I’ll confess a certain affection for this attempt at a good disaster flick. The filmmakers opted to cast talent above star power and have assembled a fine crew of B-list stars (save for Hilary Swank from the A-list), who all put their hearts into this rather clunky script. Like so many disaster flicks before, the world is going to end if a group of scientists don’t enlist their brains and heroism in a plot that will have them risking life and limb for all humanity and getting knocked off in numerical order in the process. You could call the character order of death and the exact timing of each death from the moment their mission to drill to the Earth’s core and set off a nuclear blast to “jump start” the planet begins. It’s an earnest telling of this old cinematic story, but the cliché dialogue and plotting never allow it to take off and be the thrilling disaster flick the quality of “The Towering Inferno” or even the recent “2012”. The script is over the top, but the production values aren’t. It all just needs a little more umph!

The Imaginarium of Doctor Parnassus (2009) ***
Director: Terry Gilliam
Writers: Terry Gilliam, Charles McKeown
Starring: Christopher Plummer, Heath Ledger, Lily Cole, Andrew Garfield, Tom Waits, Verne Troyer, Johnny Depp, Jude Law, Colin Farrell

My initial thoughts are that this film has gotten much of its praise due to the fact that it was Heath Ledger’s final film. Not that it isn’t good. It is not, however, one of the greater works of Ledger or director Terry Gilliam for that matter. Gilliam graciously removed his contractually required credit “a Terry Gilliam film” and replaced it with “a film from Heath Ledger and friends”, and he did a good job of finding a way to finish the movie when his leads died midway through production. But this is really Gilliam lite. That’s not necessarily a bad thing either. Gilliam can be a difficult filmmaker, both on the set and in the viewing. Gilliam claimed this film was inspired by a need to just have a fun time making a movie. Despite the unforeseen circumstance of Ledger’s death, it seems as if they did have a fun time. The casting of Tom Waits as the devil is more than a stroke of genius.

The Blind Side (2009) ***
Director: John Lee Hancock
Writers: John Lee Hancock, Michael Lewis (book “The Blind Side: Evolution of a Game”)
Starring: Sandra Bullock, Quinton Aaron, Tim McGraw, Jae Head, Lily Collins, Ray McKinnon, Kim Dickens, Kathy Bates

“The Blind Side” is everything it promises to be. After seeing it, I do feel Sandra Bullock’s awards season attention was deserved. Perhaps the bravest thing she does in her performance is never going for the emotional cheap shot. She keeps her portrayal of Leigh Anne Tuohy at an emotional distance, which makes her job as an actress more difficult, but probably serves the character more accurately. It was one of the best features of the film for me. And I think what proves Bullock is the Oscar caliber actress she now must tout to promote all her roles is that she remains as charming and funny here without the cheap emotional tricks that would normally fill the arsenal of an actress coming from the romantic comedy background of hers. Not to mention that I could never knock a movie that holds the greatest linebacker to ever play the game in such high regard. Go Giants! Sorry, Theismann.
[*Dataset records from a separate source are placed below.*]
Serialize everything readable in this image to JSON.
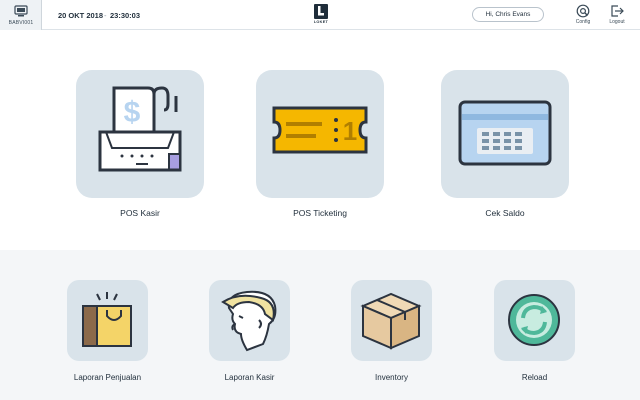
{
  "header": {
    "device_id": "BABVI001",
    "date": "20 OKT 2018",
    "separator": "-",
    "time": "23:30:03",
    "logo_text": "LOKET",
    "greeting": "Hi, Chris Evans",
    "config_label": "Config",
    "logout_label": "Logout"
  },
  "main_menu": [
    {
      "label": "POS Kasir",
      "icon": "cash-register-icon"
    },
    {
      "label": "POS Ticketing",
      "icon": "ticket-icon"
    },
    {
      "label": "Cek Saldo",
      "icon": "card-balance-icon"
    }
  ],
  "secondary_menu": [
    {
      "label": "Laporan Penjualan",
      "icon": "shopping-bag-icon"
    },
    {
      "label": "Laporan Kasir",
      "icon": "cashier-face-icon"
    },
    {
      "label": "Inventory",
      "icon": "box-icon"
    },
    {
      "label": "Reload",
      "icon": "reload-icon"
    }
  ],
  "colors": {
    "tile_bg": "#d9e3ea",
    "ticket_yellow": "#f5b700",
    "card_blue": "#b7d4f0",
    "bag_yellow": "#f4d468",
    "reload_green": "#4fb89a",
    "box_tan": "#e6c9a0",
    "outline": "#2c3440"
  }
}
Y Tu Mamá También (2001) ****
Director: Alfonso Cuarón
Writers: Alfonso Cuarón, Carlos Cuarón
Starring: Diego Luna, Gael García Bernal, Maribel Verdú

I finally got around to one of the movies, which dominated critics’ best of the decade lists that I had yet to see. This movie was everything I expected and something I didn’t. It has a carefree quality about it that so accurately depicts its adolescent subjects. That’s not to say these young people don’t have cares, but their ups and downs are given perspective by Cuarón that allows the audience to reflect on those days of adolescence when friendship was all that mattered and no thoughts of adulthood to come had any relevance. Of course, sex is all that’s on these kids’ minds, and with the help of an adult who has more perspective than she deserves, they come of age in a way all the rest of us could only dream of. Only a few hints of the hardships of adulthood to come are suggested by the isolated narration accompanying their journey.